Product Description
Blue Squared
The unnamed narrator of this verse novel is an adolescent girl who lives in Hong Kong. Like many teenagers, she struggles with body image problems, which, in her case, manifests in eating disorders and self-loathing, denial and depression, and affect her interpersonal relationships, including with her family members and her friends. Blue Squared is unflinchingly honest in its examination of adolescence and its associated challenges, but it is also a sensitive and beautifully-worded portrayal of one girl’s struggle to continue living despite (and, perhaps, because of) everything and everyone.
Red Eyes
Eleven-year-old Veer Prann runs away from his posh boarding school, where he was bullied, to Suryanagar, where his father is a forest officer. At Suryanagar, he makes friends with the forest guides and learns about the jungle. It’s a different world from boarding school, but nothing prepares Veer for the naked red-eyed girl he sees in a tree one day. The girl, whom Veer calls Medha, is a mystery, an intelligent and intuitive being who communicates with Veer through the psychic transmission of images. Afraid that she will become Suryanagar’s next tourist attraction, Veer must figure out whom to trust and how to save Medha from capture.
Fire Heart
Wehia t’Doniyat, the eldest daughter of a knifesmith’s holding that specialises in ornamental daggers, wishes with all her heart to make a longsword like the one created by her great-grandmother.
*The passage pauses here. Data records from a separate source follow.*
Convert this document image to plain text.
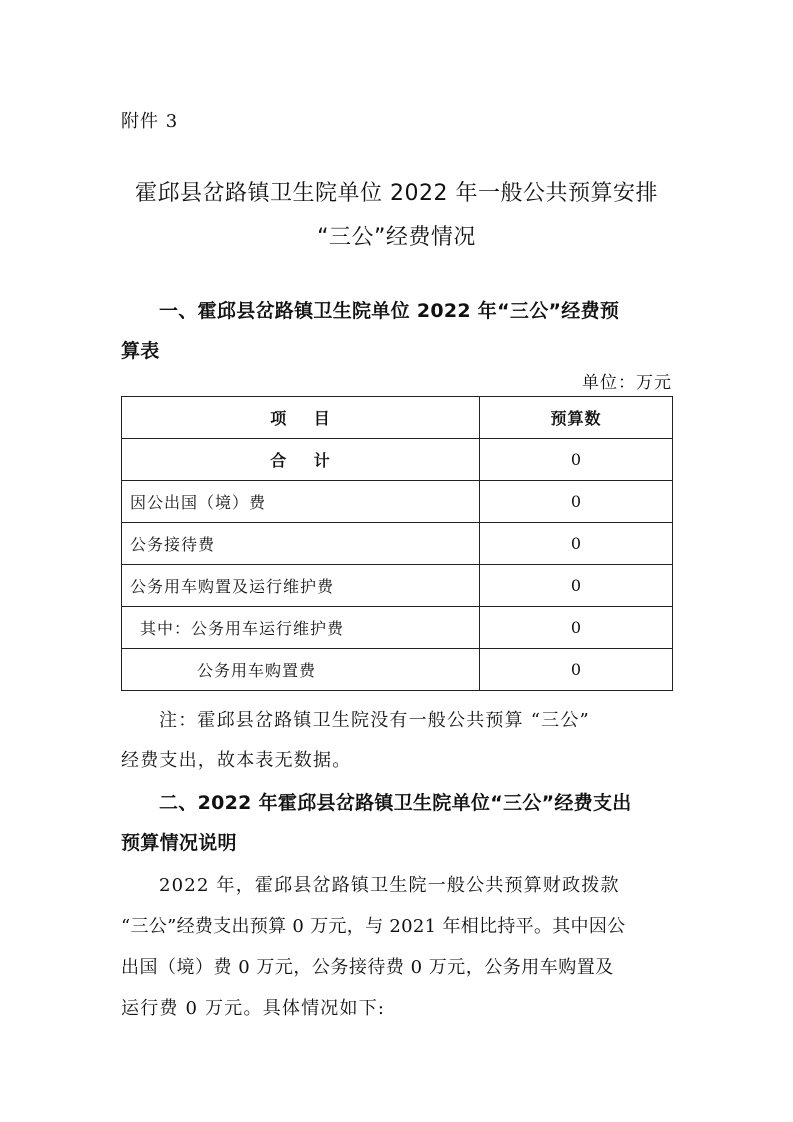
附件 3
霍邱县岔路镇卫生院单位 2022 年一般公共预算安排
“三公”经费情况
一、霍邱县岔路镇卫生院单位 2022 年“三公”经费预
算表
单位：万元
项 目	预算数
合 计	0
因公出国（境）费	0
公务接待费	0
公务用车购置及运行维护费	0
其中：公务用车运行维护费	0
公务用车购置费	0
注：霍邱县岔路镇卫生院没有一般公共预算 “三公”
经费支出，故本表无数据。
二、2022 年霍邱县岔路镇卫生院单位“三公”经费支出
预算情况说明
2022 年，霍邱县岔路镇卫生院一般公共预算财政拨款
“三公”经费支出预算 0 万元，与 2021 年相比持平。其中因公
出国（境）费 0 万元，公务接待费 0 万元，公务用车购置及
运行费 0 万元。具体情况如下:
She journeys to the City of Swords to be apprenticed under her kinswoman, Hadana t’Tolani, the head of a powerful swordsmith holding. Among strangers and missing her family, Wehia must learn to curb her impatient and reckless nature to endure the hardships that come with being a swordmaker’s apprentice. But despite making a true friend at the holding and being accepted by Hadana, Wehia’s impulsiveness threatens to destroy her dreams of Fire Heart, the sword that sings to her.